I think Jean-Luc Melenchon, in the recent French parliamentary elections, put it better than I could. He said we want “to harmonise the rhythms of production with those of nature…to nationalise time” because “we say the time of life, the time which counts, isn’t only the time you believe useful because it's producing, time isn’t only the time under constraint, useful to society, time spent working, it's also free time…where we ourselves decide what we’ll do…to live, to love, to do nothing, to attend to our loved ones, to read poetry, to paint, to sing…Free time is the time when we have the possibility to be fully human, that’s what we’re talking about.”3

To put it more concretely: we want free and local childcare, yes, but we also want to work less in the workplace and in the home. We want a 4-day work week without loss in pay and community canteens. We don’t want to go backwards, we want to open the door to a new society, an ecosocialist world in which the community is responsible for organising social reproductive work and sexist ideas about “women’s” vs. “men’s work” can begin to wither away. Where women, nonbinary, and LGBTQ people will then be truly free to choose what work they want to engage in, enriching all of society with their contributions.

Women in the Vanguard

I want to come back to the quote I started with. “It is workers' strategic location at the point of production which gives them tremendous power to disrupt capital’s profits at the source,” Matt Huber says. Yes. But it is in the home and in the community that working-class people, and particularly women as household managers, primary carers, and working two shifts a day, actually experience the failure of the system to deliver for them. This is where women are increasingly becoming radicalised. And it is there that organising and struggle are so often emerging today.

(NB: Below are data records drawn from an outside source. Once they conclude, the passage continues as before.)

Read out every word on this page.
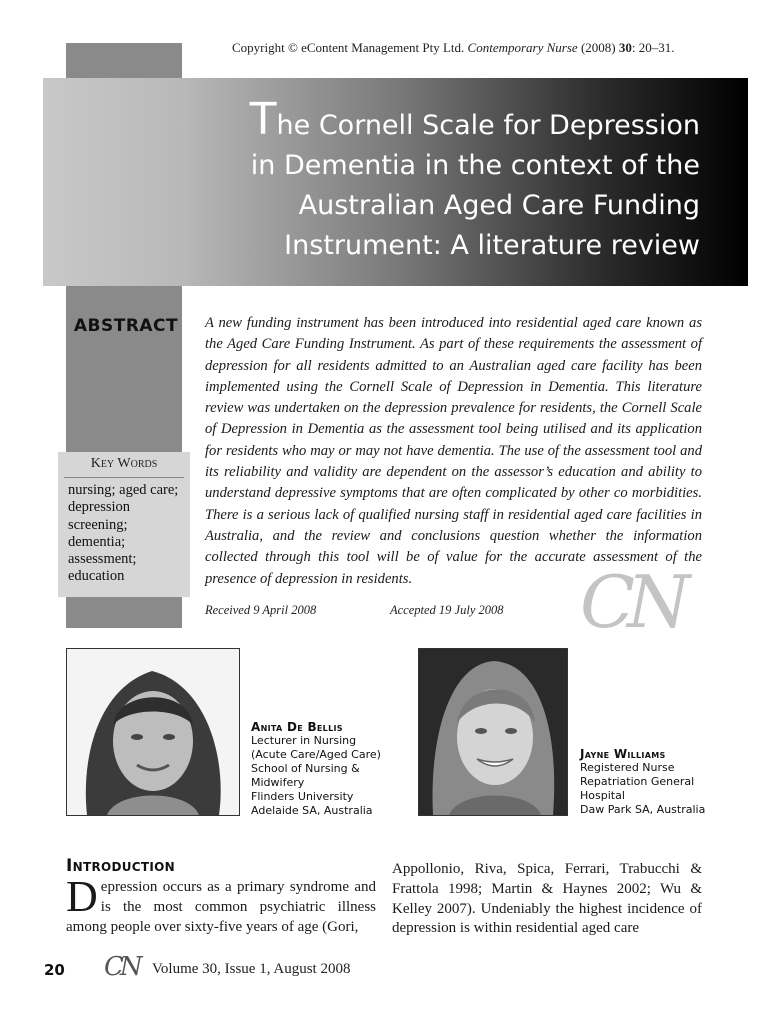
Copyright © eContent Management Pty Ltd. Contemporary Nurse (2008) 30: 20–31.
The Cornell Scale for Depression
in Dementia in the context of the
Australian Aged Care Funding
Instrument: A literature review
ABSTRACT
Key Words
nursing; aged care; depression screening; dementia; assessment; education
A new funding instrument has been introduced into residential aged care known as the Aged Care Funding Instrument. As part of these requirements the assessment of depression for all residents admitted to an Australian aged care facility has been implemented using the Cornell Scale of Depression in Dementia. This literature review was undertaken on the depression prevalence for residents, the Cornell Scale of Depression in Dementia as the assessment tool being utilised and its application for residents who may or may not have dementia. The use of the assessment tool and its reliability and validity are dependent on the assessor’s education and ability to understand depressive symptoms that are often complicated by other co morbidities. There is a serious lack of qualified nursing staff in residential aged care facilities in Australia, and the review and conclusions question whether the information collected through this tool will be of value for the accurate assessment of the presence of depression in residents.	CN
Received 9 April 2008	Accepted 19 July 2008
Anita De Bellis
Lecturer in Nursing
(Acute Care/Aged Care)
School of Nursing &
Midwifery
Flinders University
Adelaide SA, Australia
Jayne Williams
Registered Nurse
Repatriation General
Hospital
Daw Park SA, Australia
Introduction
Depression occurs as a primary syndrome and is the most common psychiatric illness among people over sixty-five years of age (Gori,
Appollonio, Riva, Spica, Ferrari, Trabucchi & Frattola 1998; Martin & Haynes 2002; Wu & Kelley 2007). Undeniably the highest incidence of depression is within residential aged care
20 CN Volume 30, Issue 1, August 2008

“We want free and local childcare, yes, but we also want to work less in the workplace and in the home”.

If we want a Marxist understanding of class struggle that illuminates the movements that are likely to emerge and who will be in the vanguard of the forces for revolutionary change, we need to go beyond the old formulas and schemas. We need to consider what capitalism demands of our bodies, our minds and our environment today that engenders passion for change.

If we do that, a much more vivid picture of struggle comes into view, one with the potential power to confront and strike blows against capitalism outside the workplace.

Endnotes

1.  Ajay Singh Chaudhary, The Exhausted of the Earth: Politics in a Burning World (London, 2024).